Austria is a symbolic country, for a number of reasons. First of all, after World War II, Austrian governments had to put up a steady, yet very difficult struggle to be normalized. The invasion of the Red Army could have only been lifted back in 1956, in exchange for Austrian neutrality. The country has been given a much more decentralized constitution, very much like Germany, because Austria was seen as a "potential danger" by the Allied countries after World War II. Depriving both Germany and Austria from strong central governments was sought and implemented, which did not give the expected results at all. Both countries do have fine working federal systems, coupled with strong centralized governance.
Austrian nationalism was mostly created after World War I, very much like the late Turkish nationalism. Both countries shared a similar fate, after the dislocation of their very old and very traditional multi-ethnic empires. The Turkish independence war mostly repelled the Versailles system that would have given Turks a very tiny territory.

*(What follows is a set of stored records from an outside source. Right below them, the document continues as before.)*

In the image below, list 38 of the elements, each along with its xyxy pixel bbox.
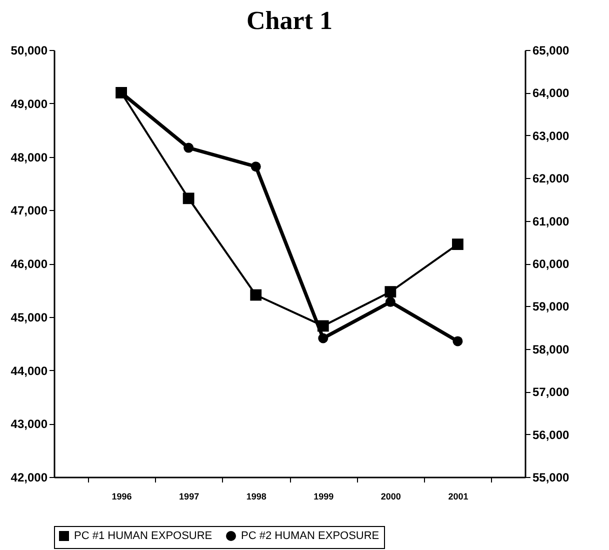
point <box>182 192 194 204</box>
point <box>452 336 463 346</box>
y2-tick-label: 58,000 <box>532 342 570 356</box>
x-tick-label: 1996 <box>112 492 132 502</box>
point <box>250 162 261 172</box>
point <box>250 289 262 301</box>
y2-tick-label: 57,000 <box>532 385 570 400</box>
y-tick-label: 46,000 <box>10 257 48 271</box>
y2-tick-label: 55,000 <box>532 470 570 484</box>
x-tick-label: 1998 <box>246 492 266 502</box>
y-tick-label: 44,000 <box>10 364 48 378</box>
y2-tick-label: 59,000 <box>532 300 570 314</box>
x-tick-label: 1997 <box>179 492 200 502</box>
y2-tick-label: 60,000 <box>532 257 570 271</box>
y2-tick-label: 56,000 <box>532 428 570 442</box>
point <box>318 333 328 344</box>
y-tick-label: 42,000 <box>10 470 48 484</box>
y2-tick-label: 64,000 <box>532 86 570 100</box>
legend-label: PC #2 HUMAN EXPOSURE <box>241 530 380 542</box>
x-tick-label: 2000 <box>380 492 401 502</box>
y2-tick-label: 62,000 <box>532 172 570 186</box>
y-tick-label: 49,000 <box>10 96 48 111</box>
y-tick-label: 48,000 <box>10 150 48 164</box>
point <box>452 238 464 250</box>
x-tick-label: 2001 <box>448 492 468 502</box>
legend-label: PC #1 HUMAN EXPOSURE <box>74 530 212 542</box>
x-tick-label: 1999 <box>314 492 334 502</box>
y2-tick-label: 65,000 <box>532 44 570 58</box>
y-tick-label: 47,000 <box>10 204 48 218</box>
y-tick-label: 45,000 <box>10 310 48 324</box>
y2-tick-label: 63,000 <box>532 128 570 143</box>
point <box>385 296 396 307</box>
chart-title: Chart 1 <box>246 6 332 35</box>
point <box>384 286 396 298</box>
y-tick-label: 50,000 <box>10 44 48 58</box>
y-tick-label: 43,000 <box>10 417 48 432</box>
y2-tick-label: 61,000 <box>532 214 570 228</box>
point <box>184 142 194 153</box>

Austria, in the aftermath of World War I, was not able to wage such a struggle due to the geographical closeness of victorious European countries, and inherited a tiny territory with a giant capital, Vienna.
Unfairness was the key word regarding the "peace" agreements signed in 1919, which by the way took humanity steadily toward World War II. What is interesting to consider is that Austrian nationalism was "anti-Nazi" during the Dollfuss period, refusing to be included within the Anschluss. Engelbert Dollfuss was assassinated by the Nazis and the road toward annexing Austria was wide open for the Third Reich.

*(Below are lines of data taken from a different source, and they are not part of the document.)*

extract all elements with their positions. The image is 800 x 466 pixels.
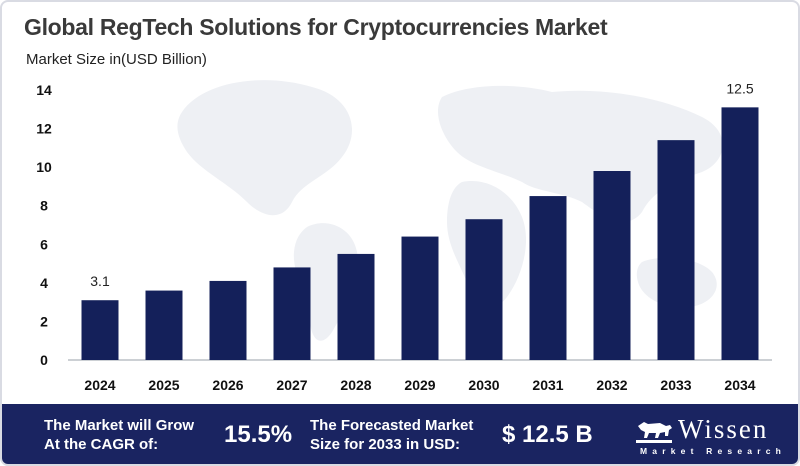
bar-2029 [401, 236, 439, 360]
x-axis-ticks: 2024 2025 2026 2027 2028 2029 2030 2031 2032 2033… [84, 377, 755, 393]
x-tick-label: 2032 [596, 377, 627, 393]
x-tick-label: 2028 [340, 377, 371, 393]
bar-2032 [593, 171, 631, 360]
cagr-value: 15.5% [224, 421, 293, 448]
x-tick-label: 2029 [404, 377, 435, 393]
x-tick-label: 2024 [84, 377, 115, 393]
bar-2034 [721, 107, 759, 360]
x-tick-label: 2034 [724, 377, 755, 393]
bar-2031 [529, 196, 567, 360]
cagr-label: The Market will Grow At the CAGR of: [44, 416, 194, 454]
bar-2033 [657, 140, 695, 360]
cagr-label-line2: At the CAGR of: [44, 436, 159, 453]
cagr-label-line1: The Market will Grow [44, 417, 195, 434]
forecast-value: $ 12.5 B [502, 421, 593, 448]
forecast-label-line1: The Forecasted Market [310, 417, 474, 434]
y-axis-ticks: 0 2 4 6 8 10 12 14 [36, 82, 52, 368]
x-tick-label: 2030 [468, 377, 499, 393]
bar-2030 [465, 219, 503, 360]
bar-2027 [273, 267, 311, 360]
y-tick-label: 8 [40, 198, 48, 214]
bar-2024 [81, 300, 119, 360]
bar-chart: 0 2 4 6 8 10 12 14 2024 2025 2026 2027 2028 2029 2030… [36, 80, 772, 393]
bars [81, 107, 759, 360]
y-tick-label: 12 [36, 121, 52, 137]
y-tick-label: 2 [40, 313, 48, 329]
x-tick-label: 2033 [660, 377, 691, 393]
forecast-label-line2: Size for 2033 in USD: [310, 436, 461, 453]
bar-2025 [145, 290, 183, 360]
company-logo: Wissen Market Research [634, 414, 794, 460]
footer-banner: The Market will Grow At the CAGR of: 15.… [2, 404, 798, 464]
y-tick-label: 10 [36, 159, 52, 175]
y-tick-label: 4 [40, 275, 48, 291]
y-tick-label: 14 [36, 82, 52, 98]
x-tick-label: 2027 [276, 377, 307, 393]
bar-2028 [337, 253, 375, 360]
logo-name: Wissen [678, 414, 769, 444]
bar-2026 [209, 280, 247, 360]
y-tick-label: 0 [40, 352, 48, 368]
y-tick-label: 6 [40, 236, 48, 252]
data-label: 3.1 [90, 273, 110, 289]
forecast-label: The Forecasted Market Size for 2033 in U… [310, 416, 473, 454]
logo-tagline: Market Research [640, 446, 787, 456]
chart-title: Global RegTech Solutions for Cryptocurre… [24, 14, 608, 40]
data-label: 12.5 [726, 80, 753, 96]
y-axis-unit-label: Market Size in(USD Billion) [26, 51, 207, 68]
x-tick-label: 2031 [532, 377, 563, 393]
data-labels: 3.1 12.5 [90, 80, 754, 289]
x-tick-label: 2026 [212, 377, 243, 393]
bull-icon [636, 422, 672, 443]
x-tick-label: 2025 [148, 377, 179, 393]
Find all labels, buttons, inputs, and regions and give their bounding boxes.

This peculiar history of Austria is largely forgotten most of the time; it is always difficult to understand the reactions of the populations by not taking into consideration their recent history.
For the Austrians, the "extreme right" having been fundamentally anti-Nazi, does not have a bad remembrance for the Austrians as the Nazi past does in Germany. Nazism was imposed upon the Austrians by the German invasion, led triumphantly by Adolf Hitler. It is a fact that the referendum legalizing the Anschluss, the annexation of Austria, was accepted with an overwhelming majority back in 1938. However, the referenda held in dire situations would give surprising results, usually, as the constitutional referendum in Turkey after the coup d'état of 1980, which was accepted by 93 percent majority of the voters.
Having said that, the results of the Austrian elections are not good news for anyone but right–wing voters. The very young new leader of the Austria's People's Party (OVP), Sebastian Kurtz, has succeeded to revamp his party (which was in shambles a mere year ago) and win the elections with slightly over 30 percent of the votes. Second place is ex aequo, between the Social Democrats (SPO) and the extreme-right Freedom Party (FPÖ), with slightly over 26 percent. Other formations do share a much smaller number of votes, and the Greens (whose historic leader Alexander Van der Bellen was elected the president of the republic early this year), are likely stay out of the parliament, having failed to reach the threshold of 4 percent.
The coalition government to come is very likely an association between the OVP and the dreaded FPÖ. It is hard to see how the two big traditional parties, the SPO and the OVP, could find common ground for immigration policy.
Sebastian Kurtz has chosen a very xenophobic attitude vis-à-vis the forced migrants. That may be advantageous for domestic politics and win votes. But otherwise, we do not live in 1919 and the stance to be taken should definitely not be that of the different governments between the two wars. Austrians should know this better than anybody.
We are far from the times when Bruno Kreisky was a popular chancellor, but forgetting the "human" factor in international relations is the biggest mistake any government can make. The migrants are "humans" and they are to be treated with the "dignity" they deserve. The great pacifist and anti-Nazi writer Erich Maria Remarque, in one of his most beautiful novels "The Enemy", tells, from Lieut. Ludwig Breyer's mouth, that the most striking thing he saw during World War I was not the terrible battle of the Somme. The big surprise was when he saw the French prisoners, "the enemy," and discovered that they were just human beings.
This is a thought to meditate on, while expecting a populist and very anti-immigration coalition government in Austria. "History teaches us that men and nations behave wisely once they have exhausted all other alternatives" (Abba Eban). The saying is deeply wise and pertinent, but so unfortunate, alas.